Stationary transducer response to planetary-gear vibration excitation II: Effects of torque modulations

The frequency spectra of the outputs of transducers fixed to the ring gears of planetary-gear systems contain useful information pertaining to the health of such systems. The effects on such frequency spectra arising from non-uniform loading carried by the M planets in such systems was derived and illustrated in “Stationary transducer response to planetary-gear vibration excitation with non-uniform planet loading,” by Mark and Hines [W.D. Mark, J.A. Hines, Stationary transducer response to planetary-gear vibration excitation with non-uniform planet loading, Mechanical Systems and Signal Processing 23 (2009) 1366–1381]. The present paper extends this earlier analysis by predicting the added effects on such frequency spectra caused by planet-carrier torque modulations.
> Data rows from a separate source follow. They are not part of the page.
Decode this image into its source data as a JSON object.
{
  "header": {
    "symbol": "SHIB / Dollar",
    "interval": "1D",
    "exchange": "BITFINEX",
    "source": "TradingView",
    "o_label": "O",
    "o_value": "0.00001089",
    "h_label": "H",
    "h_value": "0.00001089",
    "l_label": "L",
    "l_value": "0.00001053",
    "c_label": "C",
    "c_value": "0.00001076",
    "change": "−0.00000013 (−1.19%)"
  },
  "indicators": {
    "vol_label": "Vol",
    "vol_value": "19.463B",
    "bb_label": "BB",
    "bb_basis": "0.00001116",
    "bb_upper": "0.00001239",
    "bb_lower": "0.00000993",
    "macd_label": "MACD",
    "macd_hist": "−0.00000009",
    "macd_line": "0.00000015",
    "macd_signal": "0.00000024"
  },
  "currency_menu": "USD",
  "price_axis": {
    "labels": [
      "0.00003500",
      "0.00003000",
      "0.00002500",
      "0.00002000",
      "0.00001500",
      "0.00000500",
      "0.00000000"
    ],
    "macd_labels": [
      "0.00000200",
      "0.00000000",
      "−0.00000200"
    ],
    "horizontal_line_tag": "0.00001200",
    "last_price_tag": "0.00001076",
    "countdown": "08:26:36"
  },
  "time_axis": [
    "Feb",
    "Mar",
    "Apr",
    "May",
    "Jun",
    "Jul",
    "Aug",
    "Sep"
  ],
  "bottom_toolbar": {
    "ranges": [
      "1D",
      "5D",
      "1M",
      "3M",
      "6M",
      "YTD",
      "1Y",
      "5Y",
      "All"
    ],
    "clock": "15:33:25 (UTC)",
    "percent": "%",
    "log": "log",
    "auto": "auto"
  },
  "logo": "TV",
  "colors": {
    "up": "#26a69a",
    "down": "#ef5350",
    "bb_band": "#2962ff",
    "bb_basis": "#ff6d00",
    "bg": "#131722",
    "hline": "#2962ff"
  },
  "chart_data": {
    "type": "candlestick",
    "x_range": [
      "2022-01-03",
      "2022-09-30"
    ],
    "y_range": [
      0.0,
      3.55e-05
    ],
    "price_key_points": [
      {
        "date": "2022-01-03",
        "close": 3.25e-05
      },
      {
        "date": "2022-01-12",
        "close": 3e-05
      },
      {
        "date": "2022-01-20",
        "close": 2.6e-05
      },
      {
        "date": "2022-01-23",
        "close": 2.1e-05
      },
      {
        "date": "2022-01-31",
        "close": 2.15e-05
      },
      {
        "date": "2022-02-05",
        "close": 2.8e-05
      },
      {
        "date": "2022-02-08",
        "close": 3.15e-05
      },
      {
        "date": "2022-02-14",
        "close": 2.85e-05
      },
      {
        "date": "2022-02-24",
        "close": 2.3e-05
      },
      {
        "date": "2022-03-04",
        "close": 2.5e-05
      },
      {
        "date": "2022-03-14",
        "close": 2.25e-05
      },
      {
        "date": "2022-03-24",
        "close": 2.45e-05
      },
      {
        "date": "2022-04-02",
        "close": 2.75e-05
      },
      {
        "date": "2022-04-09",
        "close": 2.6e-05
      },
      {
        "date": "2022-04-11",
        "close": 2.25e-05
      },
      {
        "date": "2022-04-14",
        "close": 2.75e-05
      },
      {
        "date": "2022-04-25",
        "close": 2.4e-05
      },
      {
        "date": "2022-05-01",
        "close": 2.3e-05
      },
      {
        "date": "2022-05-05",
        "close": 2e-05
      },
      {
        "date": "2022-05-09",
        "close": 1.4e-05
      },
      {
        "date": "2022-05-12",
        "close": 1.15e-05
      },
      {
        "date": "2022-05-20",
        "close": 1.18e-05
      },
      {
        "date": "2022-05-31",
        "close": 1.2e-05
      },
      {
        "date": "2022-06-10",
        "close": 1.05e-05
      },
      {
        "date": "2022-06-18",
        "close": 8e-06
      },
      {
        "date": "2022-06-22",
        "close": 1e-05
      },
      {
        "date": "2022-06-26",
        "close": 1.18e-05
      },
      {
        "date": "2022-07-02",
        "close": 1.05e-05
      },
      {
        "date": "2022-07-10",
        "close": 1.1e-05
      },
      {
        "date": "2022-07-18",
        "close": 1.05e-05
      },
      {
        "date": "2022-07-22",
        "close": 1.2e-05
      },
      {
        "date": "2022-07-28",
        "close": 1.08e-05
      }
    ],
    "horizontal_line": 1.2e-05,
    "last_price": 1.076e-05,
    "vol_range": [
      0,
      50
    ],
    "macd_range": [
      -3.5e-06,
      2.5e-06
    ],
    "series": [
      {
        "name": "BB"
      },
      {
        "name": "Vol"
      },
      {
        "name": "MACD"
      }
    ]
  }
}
It is shown that such torque modulations produce “sideband” harmonics on the harmonic contributions arising from uniform loading carried by the planets, and additional “sideband” harmonics on the harmonic contributions arising from the lack of uniformity of loading carried by the planets. An example is discussed for torque modulations with a period of 1/B times the planet-carrier rotation period. This example illustrates the effects of torque modulations on the transducer output spectra of a UH-60A rotorcraft with a B=4 blade rotor and M=5 planets.